Werte Leserinnen und Leser,
manchmal erwischt es auch die Guten. Im besten Gewissen, alles richtig und gut zu machen und dabei auch noch auf neuste Methoden zum Informationsaustausch zu setzen, hat Kai Biermann von der Online-Redaktion der ZEIT zum Safer Internet Day ein Twitter-Interview mit einem Gesprächspartner geführt, den er bei Insafe, einer von der EU finanzierten Organisation und nach eigenen Angaben „ein von der Europäischen Kommission fundiertes Projekt zur Förderung der Internetsicherheit und zum Beistand der Eltern und LehrerInnen“, verortete.
Der Ansprechpartner mit dem viel sagenden Namen „SID_2010“ scherte sich nicht um bestehende verfassungsmäßige Rechte, sondern hatte eine ganz eigene Sicht auf die Welt. Hier ein Best Of:
Frage: Es wird immer Wege geben, Sperren zu umgehen. Wie wichtig ist Aufklärung der Nutzer, zum Beispiel für Kinder in der Schule?
Antwort: Sperrungen können nicht umgangen werden, wie das Beispiel China zeigt.
Frage: Was halten Sie von der Ankündigung der Regierung, Sperren nicht zu nutzen + herkömmlich zu löschen?
Antwort: Wir können die Diskussionen um Sperrungen in Deutschland nicht nachvollziehen. In skandinavischen Ländern wurden große Fortschritte mit Sperrungen gemacht. Deutschland verhält sich hier technikfeindlich.
Frage: Aber haben die Sperrgegner nicht erwiesen, dass die Technik eben nicht taugt + auch legales sperrt? …und dass das Verfahren auch noch intransparent und dadurch bedenklich ist?
Antwort: Wie wir wissen, waren nur DNS-Sperren geplant. Deep Packet Inspection ist wesentlich wirkungsvoller.
Bereits beim ersten Lesen hatte ich den Eindruck, dass hier etwas nicht stimmen kann. In meinem Kommentar fragte ich:
Ich hoffe, liebe ZEIT-Redakteure, Ihr habt Euch da einen dummen Scherz erlaubt?
Kai Biermann antwortete sofort:
Einen Scherz? Nein, warum. Ich finde, die Fragen sagen alles. Und die Antworten auch – sie zeigen die offizielle Sicht dieses europäischen Programms zum Schutz der Jugendlichen. Ist es nicht interessant, diese zu erfahren? Ich finde schon. Sie wollen mit diesen Methoden arbeiten.

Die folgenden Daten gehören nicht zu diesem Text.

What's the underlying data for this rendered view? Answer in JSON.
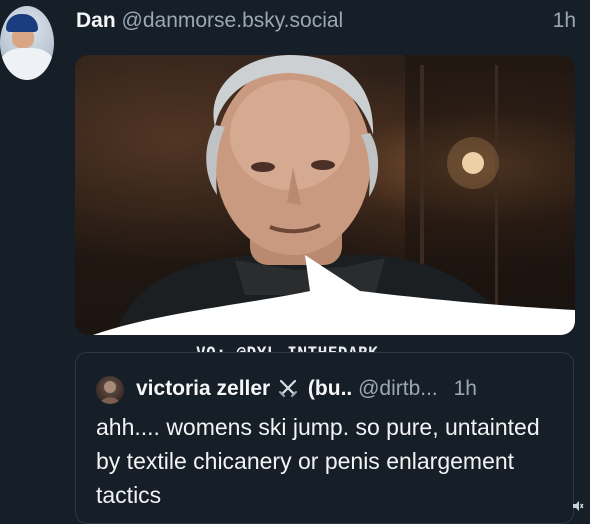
{
  "post": {
    "author": {
      "name": "Dan",
      "handle": "@danmorse.bsky.social",
      "avatar": "baseball-player-avatar"
    },
    "time": "1h",
    "media": {
      "type": "video-still",
      "subject": "older man speaking in dim room"
    }
  },
  "watermark": "VO: @DYL_INTHEDARK",
  "quote": {
    "author": {
      "name": "victoria zeller",
      "badge_icon": "crossed-swords-icon",
      "name_suffix": "(bu..",
      "handle": "@dirtb...",
      "avatar": "user-avatar"
    },
    "time": "1h",
    "text": "ahh.... womens ski jump. so pure, untainted by textile chicanery or penis enlargement tactics"
  },
  "colors": {
    "background": "#161e27",
    "muted_text": "#9aa7b4",
    "primary_text": "#f1f3f5",
    "bubble": "#ffffff"
  }
}
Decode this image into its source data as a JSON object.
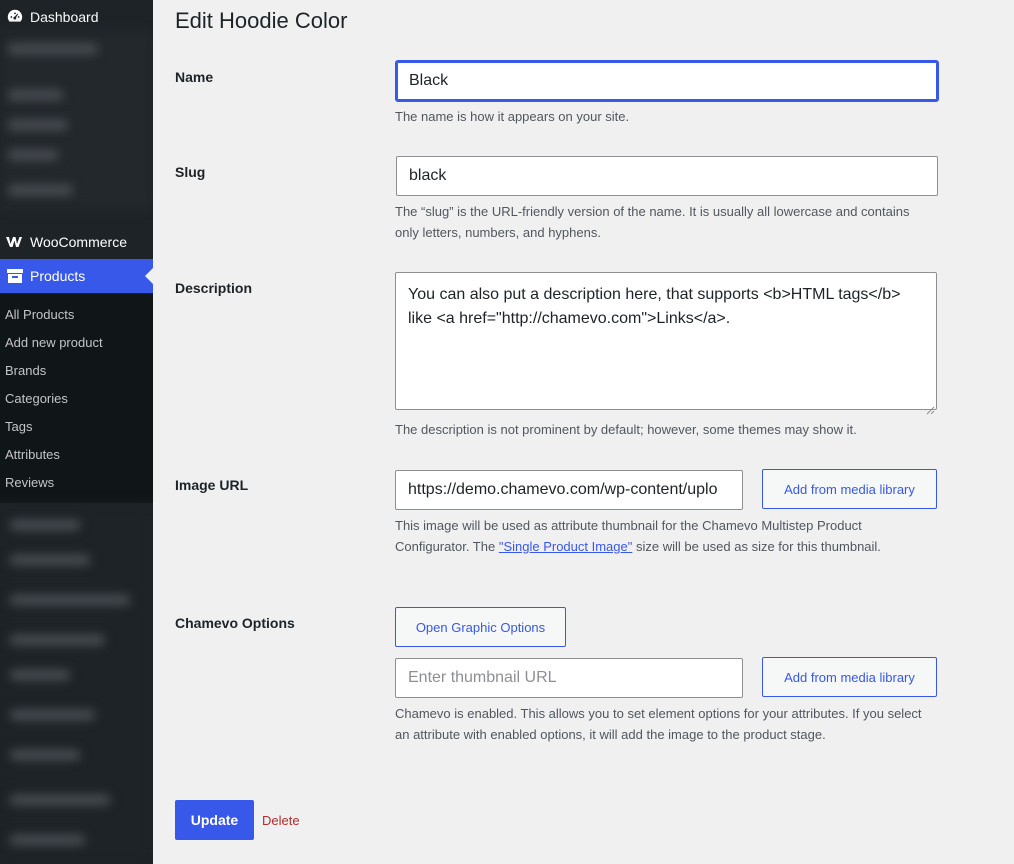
{
  "sidebar": {
    "dashboard_label": "Dashboard",
    "woocommerce_label": "WooCommerce",
    "products_label": "Products",
    "submenu": [
      "All Products",
      "Add new product",
      "Brands",
      "Categories",
      "Tags",
      "Attributes",
      "Reviews"
    ],
    "icons": {
      "dashboard": "dashboard-gauge-icon",
      "woocommerce": "woocommerce-logo-icon",
      "products": "archive-box-icon"
    },
    "accent_color": "#3858e9"
  },
  "page": {
    "title": "Edit Hoodie Color"
  },
  "form": {
    "name": {
      "label": "Name",
      "value": "Black",
      "help": "The name is how it appears on your site."
    },
    "slug": {
      "label": "Slug",
      "value": "black",
      "help": "The “slug” is the URL-friendly version of the name. It is usually all lowercase and contains only letters, numbers, and hyphens."
    },
    "description": {
      "label": "Description",
      "value": "You can also put a description here, that supports <b>HTML tags</b> like <a href=\"http://chamevo.com\">Links</a>.",
      "help": "The description is not prominent by default; however, some themes may show it."
    },
    "image_url": {
      "label": "Image URL",
      "value": "https://demo.chamevo.com/wp-content/uplo",
      "button": "Add from media library",
      "help_before": "This image will be used as attribute thumbnail for the Chamevo Multistep Product Configurator. The ",
      "help_link": "\"Single Product Image\"",
      "help_after": " size will be used as size for this thumbnail."
    },
    "chamevo_options": {
      "label": "Chamevo Options",
      "open_button": "Open Graphic Options",
      "thumbnail_placeholder": "Enter thumbnail URL",
      "button": "Add from media library",
      "help": "Chamevo is enabled. This allows you to set element options for your attributes. If you select an attribute with enabled options, it will add the image to the product stage."
    },
    "update_button": "Update",
    "delete_link": "Delete"
  }
}
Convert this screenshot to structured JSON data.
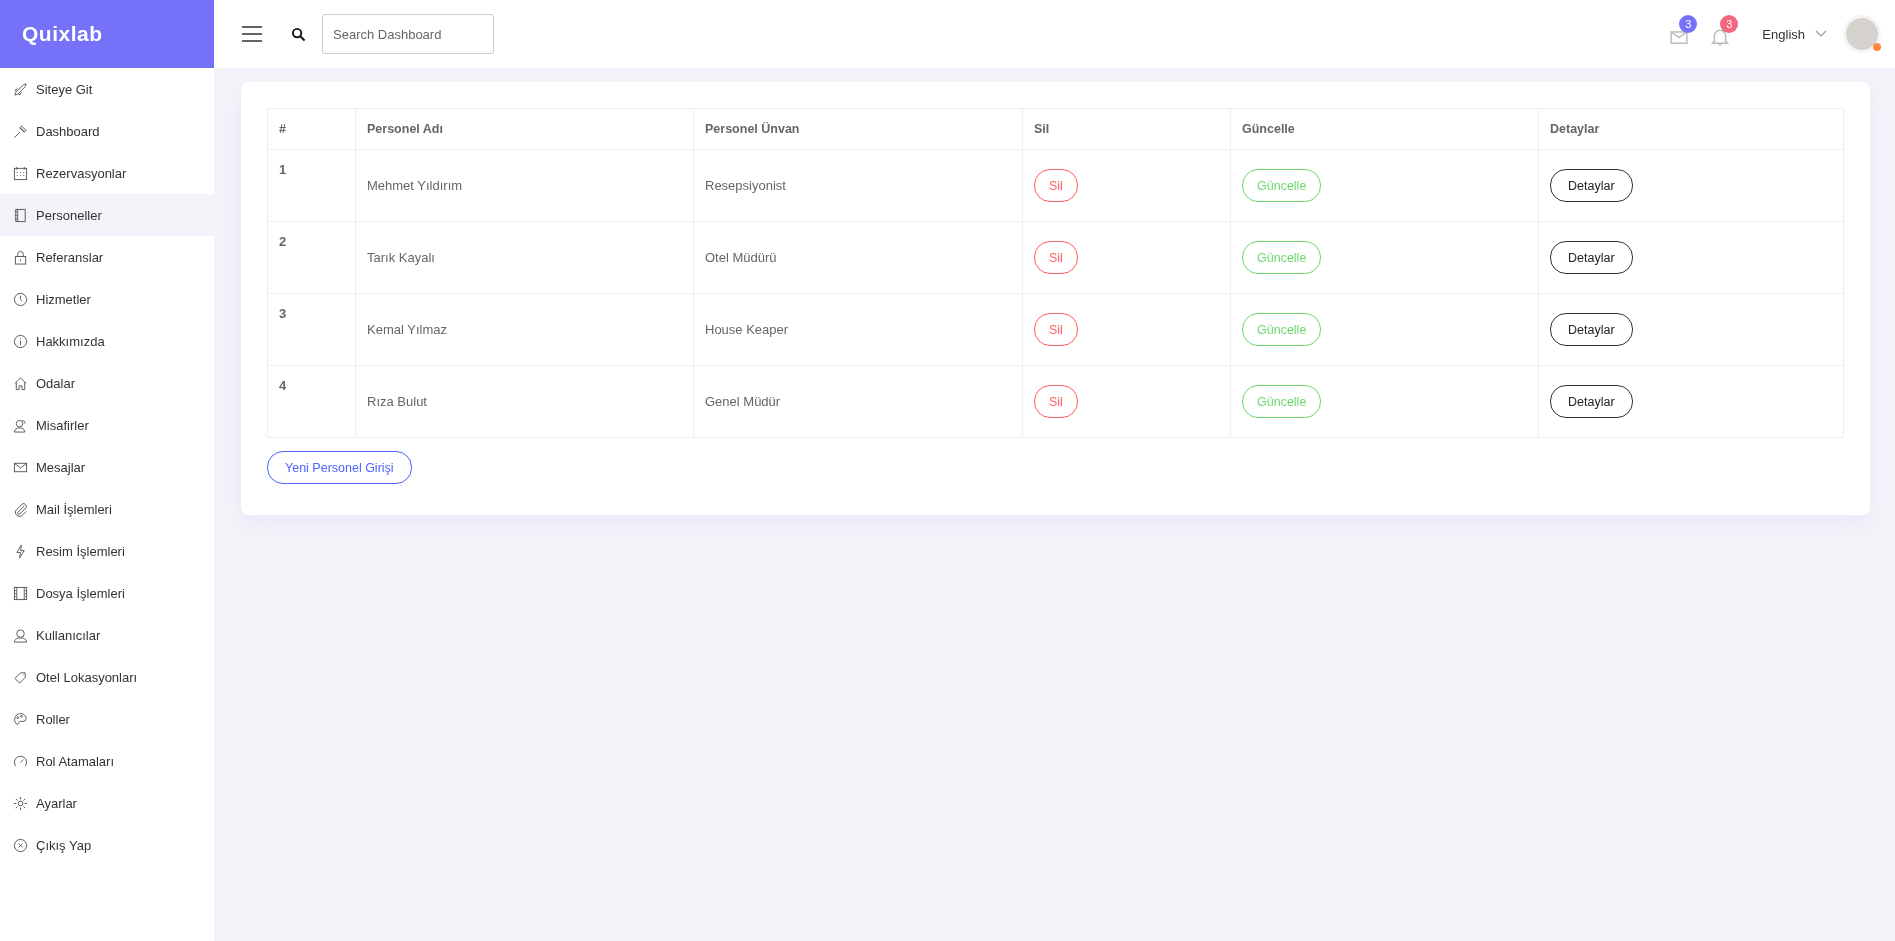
{
  "brand": "Quixlab",
  "sidebar": {
    "items": [
      {
        "label": "Siteye Git",
        "selected": false
      },
      {
        "label": "Dashboard",
        "selected": false
      },
      {
        "label": "Rezervasyonlar",
        "selected": false
      },
      {
        "label": "Personeller",
        "selected": true
      },
      {
        "label": "Referanslar",
        "selected": false
      },
      {
        "label": "Hizmetler",
        "selected": false
      },
      {
        "label": "Hakkımızda",
        "selected": false
      },
      {
        "label": "Odalar",
        "selected": false
      },
      {
        "label": "Misafirler",
        "selected": false
      },
      {
        "label": "Mesajlar",
        "selected": false
      },
      {
        "label": "Mail İşlemleri",
        "selected": false
      },
      {
        "label": "Resim İşlemleri",
        "selected": false
      },
      {
        "label": "Dosya İşlemleri",
        "selected": false
      },
      {
        "label": "Kullanıcılar",
        "selected": false
      },
      {
        "label": "Otel Lokasyonları",
        "selected": false
      },
      {
        "label": "Roller",
        "selected": false
      },
      {
        "label": "Rol Atamaları",
        "selected": false
      },
      {
        "label": "Ayarlar",
        "selected": false
      },
      {
        "label": "Çıkış Yap",
        "selected": false
      }
    ]
  },
  "header": {
    "search": {
      "placeholder": "Search Dashboard"
    },
    "notifications": [
      {
        "kind": "mail",
        "count": "3",
        "color": "#7571f9"
      },
      {
        "kind": "bell",
        "count": "3",
        "color": "#f3677f"
      }
    ],
    "language": "English"
  },
  "table": {
    "columns": [
      "#",
      "Personel Adı",
      "Personel Ünvan",
      "Sil",
      "Güncelle",
      "Detaylar"
    ],
    "rows": [
      {
        "number": "1",
        "name": "Mehmet Yıldırım",
        "title": "Resepsiyonist",
        "delete": "Sil",
        "update": "Güncelle",
        "details": "Detaylar"
      },
      {
        "number": "2",
        "name": "Tarık Kayalı",
        "title": "Otel Müdürü",
        "delete": "Sil",
        "update": "Güncelle",
        "details": "Detaylar"
      },
      {
        "number": "3",
        "name": "Kemal Yılmaz",
        "title": "House Keaper",
        "delete": "Sil",
        "update": "Güncelle",
        "details": "Detaylar"
      },
      {
        "number": "4",
        "name": "Rıza Bulut",
        "title": "Genel Müdür",
        "delete": "Sil",
        "update": "Güncelle",
        "details": "Detaylar"
      }
    ]
  },
  "add_button": "Yeni Personel Girişi"
}
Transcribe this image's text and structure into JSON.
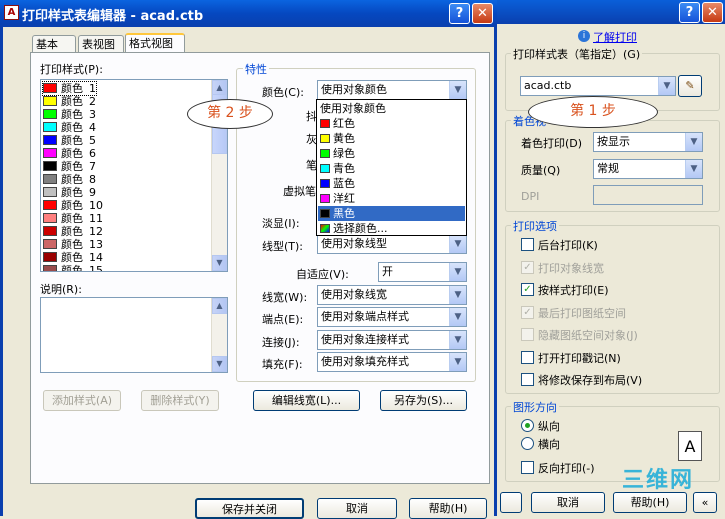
{
  "background_window": {
    "about_link": "了解打印",
    "plot_style_table": {
      "title": "打印样式表（笔指定）(G)",
      "value": "acad.ctb"
    },
    "shaded_viewport": {
      "title": "着色视",
      "shade_plot_label": "着色打印(D)",
      "shade_plot_value": "按显示",
      "quality_label": "质量(Q)",
      "quality_value": "常规",
      "dpi_label": "DPI"
    },
    "plot_options": {
      "title": "打印选项",
      "items": [
        {
          "label": "后台打印(K)",
          "checked": false,
          "enabled": true
        },
        {
          "label": "打印对象线宽",
          "checked": true,
          "enabled": false
        },
        {
          "label": "按样式打印(E)",
          "checked": true,
          "enabled": true
        },
        {
          "label": "最后打印图纸空间",
          "checked": true,
          "enabled": false
        },
        {
          "label": "隐藏图纸空间对象(J)",
          "checked": false,
          "enabled": false
        },
        {
          "label": "打开打印戳记(N)",
          "checked": false,
          "enabled": true
        },
        {
          "label": "将修改保存到布局(V)",
          "checked": false,
          "enabled": true
        }
      ]
    },
    "orientation": {
      "title": "图形方向",
      "portrait": "纵向",
      "landscape": "横向",
      "reverse": "反向打印(-)",
      "preview_glyph": "A"
    },
    "buttons": {
      "cancel": "取消",
      "help": "帮助(H)"
    },
    "watermark": "三维网"
  },
  "editor": {
    "title": "打印样式表编辑器 - acad.ctb",
    "tabs": [
      "基本",
      "表视图",
      "格式视图"
    ],
    "active_tab": 2,
    "plot_styles_label": "打印样式(P):",
    "plot_styles": [
      {
        "name": "颜色",
        "num": "1",
        "color": "#ff0000"
      },
      {
        "name": "颜色",
        "num": "2",
        "color": "#ffff00"
      },
      {
        "name": "颜色",
        "num": "3",
        "color": "#00ff00"
      },
      {
        "name": "颜色",
        "num": "4",
        "color": "#00ffff"
      },
      {
        "name": "颜色",
        "num": "5",
        "color": "#0000ff"
      },
      {
        "name": "颜色",
        "num": "6",
        "color": "#ff00ff"
      },
      {
        "name": "颜色",
        "num": "7",
        "color": "#000000"
      },
      {
        "name": "颜色",
        "num": "8",
        "color": "#808080"
      },
      {
        "name": "颜色",
        "num": "9",
        "color": "#c0c0c0"
      },
      {
        "name": "颜色",
        "num": "10",
        "color": "#ff0000"
      },
      {
        "name": "颜色",
        "num": "11",
        "color": "#ff7f7f"
      },
      {
        "name": "颜色",
        "num": "12",
        "color": "#cc0000"
      },
      {
        "name": "颜色",
        "num": "13",
        "color": "#cc6666"
      },
      {
        "name": "颜色",
        "num": "14",
        "color": "#990000"
      },
      {
        "name": "颜色",
        "num": "15",
        "color": "#994c4c"
      }
    ],
    "description_label": "说明(R):",
    "add_style": "添加样式(A)",
    "delete_style": "删除样式(Y)",
    "properties": {
      "title": "特性",
      "color_label": "颜色(C):",
      "color_value": "使用对象颜色",
      "dither_label": "抖",
      "grayscale_label": "灰",
      "pen_label": "笔",
      "virtual_pen_label": "虚拟笔",
      "screening_label": "淡显(I):",
      "linetype_label": "线型(T):",
      "linetype_value": "使用对象线型",
      "adaptive_label": "自适应(V):",
      "adaptive_value": "开",
      "lineweight_label": "线宽(W):",
      "lineweight_value": "使用对象线宽",
      "endstyle_label": "端点(E):",
      "endstyle_value": "使用对象端点样式",
      "joinstyle_label": "连接(J):",
      "joinstyle_value": "使用对象连接样式",
      "fillstyle_label": "填充(F):",
      "fillstyle_value": "使用对象填充样式"
    },
    "color_dropdown": {
      "items": [
        {
          "label": "使用对象颜色",
          "color": ""
        },
        {
          "label": "红色",
          "color": "#ff0000"
        },
        {
          "label": "黄色",
          "color": "#ffff00"
        },
        {
          "label": "绿色",
          "color": "#00ff00"
        },
        {
          "label": "青色",
          "color": "#00ffff"
        },
        {
          "label": "蓝色",
          "color": "#0000ff"
        },
        {
          "label": "洋红",
          "color": "#ff00ff"
        },
        {
          "label": "黑色",
          "color": "#000000"
        },
        {
          "label": "选择颜色...",
          "color": ""
        }
      ],
      "selected_index": 7
    },
    "edit_lineweights": "编辑线宽(L)...",
    "save_as": "另存为(S)...",
    "save_close": "保存并关闭",
    "cancel": "取消",
    "help": "帮助(H)"
  },
  "annotations": {
    "step1": "第 1 步",
    "step2": "第 2 步"
  }
}
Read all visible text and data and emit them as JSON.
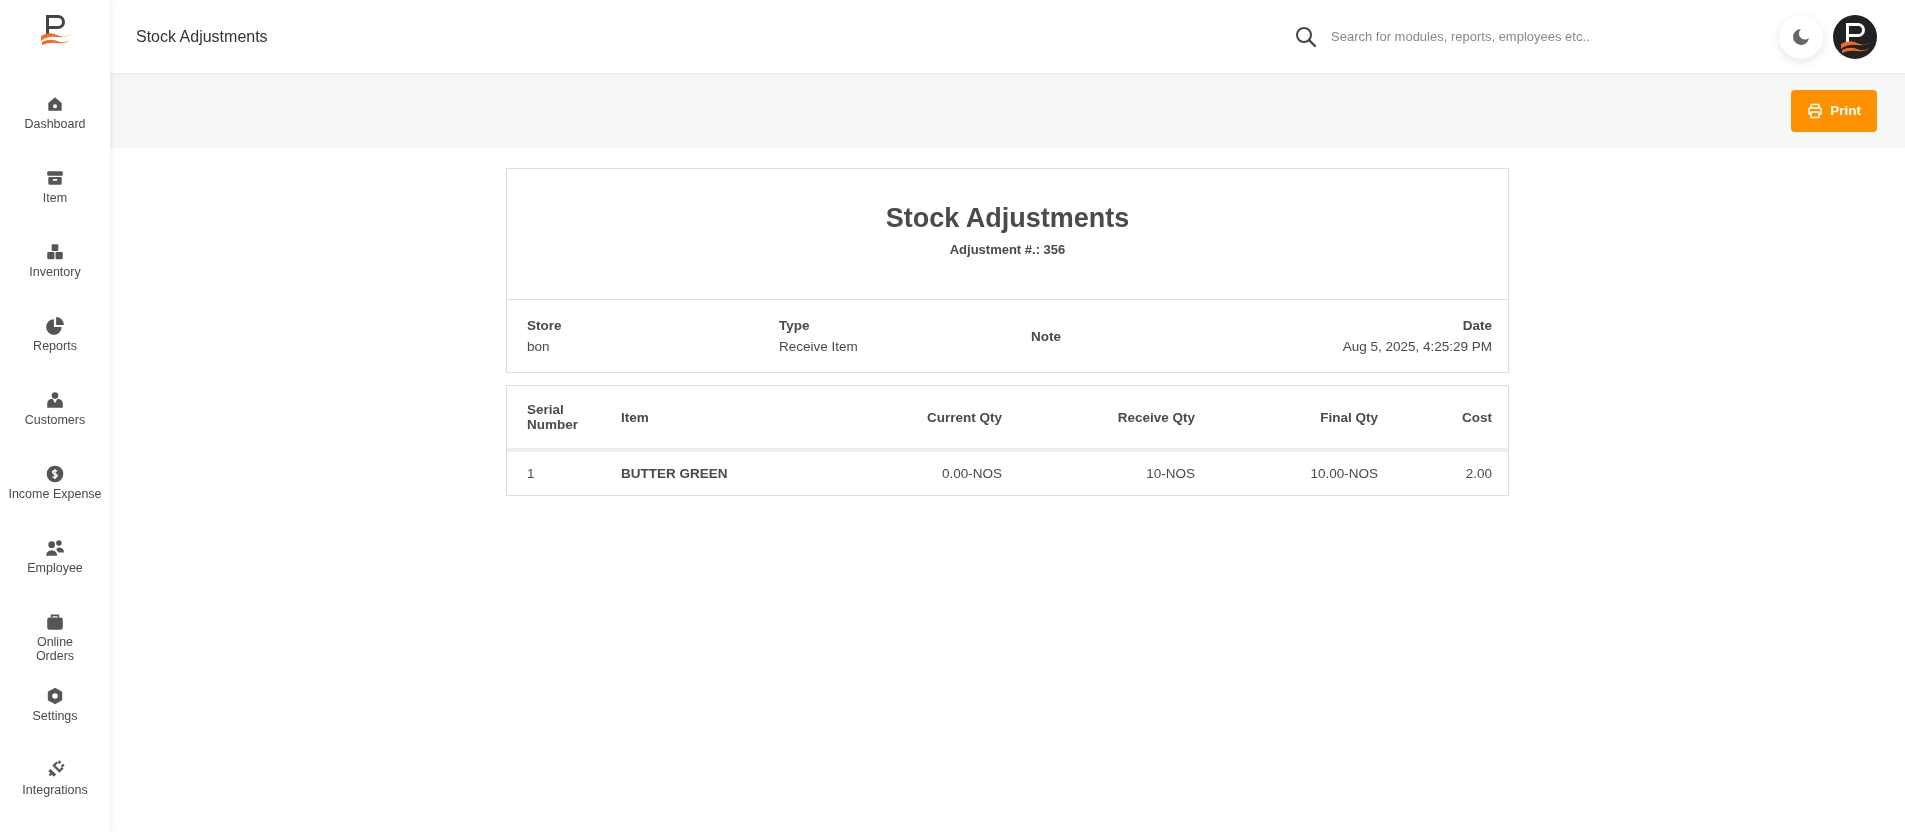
{
  "sidebar": {
    "items": [
      {
        "label": "Dashboard"
      },
      {
        "label": "Item"
      },
      {
        "label": "Inventory"
      },
      {
        "label": "Reports"
      },
      {
        "label": "Customers"
      },
      {
        "label": "Income Expense"
      },
      {
        "label": "Employee"
      },
      {
        "label": "Online Orders"
      },
      {
        "label": "Settings"
      },
      {
        "label": "Integrations"
      }
    ]
  },
  "header": {
    "title": "Stock Adjustments",
    "search": {
      "placeholder": "Search for modules, reports, employees etc.."
    }
  },
  "toolbar": {
    "print_button": "Print"
  },
  "report": {
    "title": "Stock Adjustments",
    "subtitle": "Adjustment #.: 356",
    "info": [
      {
        "label": "Store",
        "value": "bon"
      },
      {
        "label": "Type",
        "value": "Receive Item"
      },
      {
        "label": "Note"
      },
      {
        "label": "Date",
        "value": "Aug 5, 2025, 4:25:29 PM"
      }
    ],
    "table": {
      "columns": [
        "Serial Number",
        "Item",
        "Current Qty",
        "Receive Qty",
        "Final Qty",
        "Cost"
      ],
      "rows": [
        [
          "1",
          "BUTTER GREEN",
          "0.00-NOS",
          "10-NOS",
          "10.00-NOS",
          "2.00"
        ]
      ]
    }
  }
}
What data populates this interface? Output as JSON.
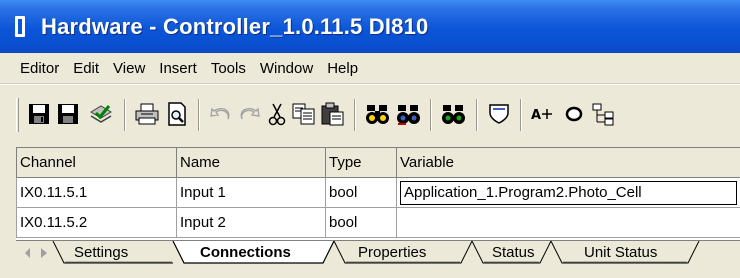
{
  "window": {
    "title": "Hardware - Controller_1.0.11.5  DI810",
    "icon": "hardware-app-icon"
  },
  "menu": [
    "Editor",
    "Edit",
    "View",
    "Insert",
    "Tools",
    "Window",
    "Help"
  ],
  "toolbar": {
    "icons": [
      "save-icon",
      "save-all-icon",
      "check-icon",
      "print-icon",
      "print-preview-icon",
      "undo-icon",
      "redo-icon",
      "cut-icon",
      "copy-icon",
      "paste-icon",
      "find-icon",
      "find-replace-icon",
      "find-in-project-icon",
      "shield-icon",
      "text-size-icon",
      "circle-icon",
      "tree-icon"
    ]
  },
  "grid": {
    "headers": [
      "Channel",
      "Name",
      "Type",
      "Variable"
    ],
    "rows": [
      [
        "IX0.11.5.1",
        "Input 1",
        "bool",
        "Application_1.Program2.Photo_Cell"
      ],
      [
        "IX0.11.5.2",
        "Input 2",
        "bool",
        ""
      ]
    ]
  },
  "tabs": [
    {
      "label": "Settings",
      "active": false
    },
    {
      "label": "Connections",
      "active": true
    },
    {
      "label": "Properties",
      "active": false
    },
    {
      "label": "Status",
      "active": false
    },
    {
      "label": "Unit Status",
      "active": false
    }
  ]
}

Allerdings hatte man in der ZEIT-Online-Redaktion versäumt, die wahre Identität von SID_2010 zu ermitteln. Bei Insafe ist jedenfalls kein Account dieses Namens in Gebrauch, und es ließ sich offenbar auch niemand finden, der mit den getroffenen Aussagen in Verbindung gebracht werden wollte. Die Redaktion der ZEIT Online hat den Zwischenfall inzwischen bedauert.
Allerdings muss man feststellen, dass seitens SID_2010 viel Mühe verwendet wurde, um dem ganzen einen scheinbar makellosen Anstrich zu geben. Manche vermuten deshalb einen PR-Gag oder zuviel nicht abgesprochenen Aktionismus. Die Domain trug den Slogan des Konzepts und wurde am 25.01. angemietet. Dort fand man Verlinkungen auf viele Papiere und Aktionen der Initiative. Hoffen wir, dass nur ein Troll sein Unwesen trieb und nicht in anonymer Form erste Nebelkerzen geworfen werden sollten.